Obedeciendo a mi creciente (y puede que preocupante) tendencia a la misantropía, me disponía a pasar una apacible Semana Santa enclaustrado en mi domicilio y dedicándome a mis actividades favoritas: leer, escribir, dormir y atiborrarme de series en Movistar o Netflix. A lo sumo, pensaba aventurarme en el exterior para comprar la prensa, hacerme con vituallas y, probablemente, entrar en alguna iglesia --siempre fuera del horario de misas-- para sentarme en un banco, pensar en mis cosas y esperar una epifanía que no llega nunca. Es una costumbre que tengo, muy propia de los agnósticos a los que les gustaría creer, y más de una vez he estado a punto de seguir el ejemplo de Isabelle Adjani en la película de Andrzej Zulawski La posesión y plantarme ante la efigie de Cristo crucificado para echarme a llorar, a ver si el Salvador se ablandaba y se decidía a dirigirme la palabra de una vez.
Hace poco, me quejaba en esta misma sección de la Semana Santa de mi infancia, que me resultaba aterradora por su negritud y su aburrimiento, por sus cirios, sus saetas y sus tíos con capirote, pero estos días a punto he estado de echarla de menos; sobre todo porque ahora se le puede dar esquinazo a la exhibición pornográfica de la fe, que puede que mueva montañas, pero resulta una pesadez para los que no gozamos de ella. ¡Qué más quisiera yo que ser como el padre Cruells de mi infancia en los escolapios, que un día nos dijo que, aunque le demostraran la inexistencia de Dios, él seguiría creyendo en Él gracias a la fe!
Este año los catalanes hemos conseguido reinventar la Semana Santa gracias a la fe en un nuevo Mesías, el cesante Carles Puigdemont
Pero resulta que este año los catalanes hemos conseguido reinventar la Semana Santa gracias a la fe en un nuevo Mesías, el cesante Carles Puigdemont.
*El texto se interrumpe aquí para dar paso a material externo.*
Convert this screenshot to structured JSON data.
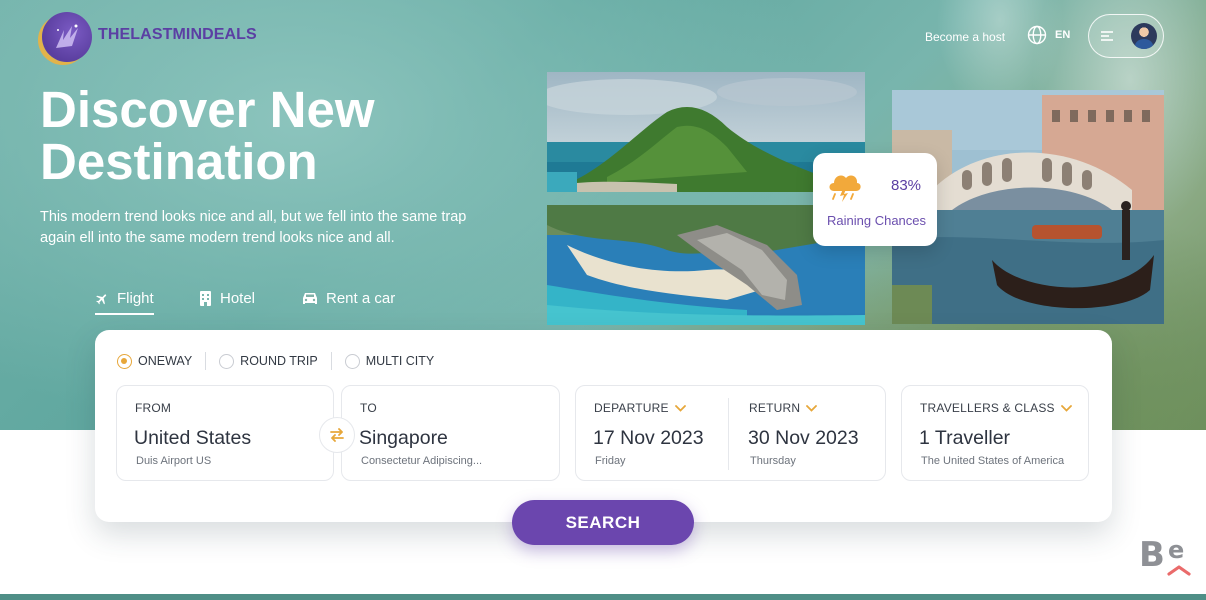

Debí olerme la tostada cuando sor Lucía Caram --seguida poco después por Joan Tardà-- tuiteó una comparación entre KRLS y JC Superstar, a raíz de la detención del expresidente y su encierro temporal en el penal alemán de Neumünster, que albergó, por cierto, al gran escritor Hans Fallada (1893-1947), autor de la mejor novela que uno haya leído sobre las alegrías y miserias del alcoholismo, El bebedor, publicada póstumamente en 1950: el alcohol, como la religión y la patria, también tiene una mística, aunque sus creyentes te lo hagan dudar cada vez que se caen del taburete.
El procés siempre ha tenido un componente religioso. Establece una división entre los creyentes y los que no lo son, entre los que tienen fe y los que carecen de ella. Ese componente se ha visto potenciado por el prendimiento del Mesías un domingo de ramos. Y la Semana Santa tradicional --que debe seguir celebrándose, pero en sordina, pues hasta el abad de Montserrat está más preocupado por el destino de Puchi que por el de Jesucristo-- ha sido sustituida por una semana de pasión nacionalista. Las procesiones se han convertido en las manifestaciones de Òmnium y la ANC. Los capirotes son ahora los hoodies de los creyentes de los CDR, que parecen una mezcla de los Jóvenes de Acción Católica y las Damas del Ropero, pero en versión alternativa. Las misas se celebran en el Parlament, bajo la atenta supervisión de monseñor Torrent, empeñado en superarse a sí mismo y proponer como Sumo Sacerdote de la tribu --tras haberlo intentado con un prófugo de la justicia y un presidiario-- a un presidiario prófugo de la justicia. Todos estos actos sagrados son convenientemente retransmitidos por TV3, que contribuye con entusiasmo a crear la imagen de unos nuevos cristianos maltratados por esos nuevos romanos que son los españoles (incluyendo a los catalanes impíos).
Un calvario sustituye a otro, pero los creyentes siempre acaban imponiéndonos su agenda a los demás.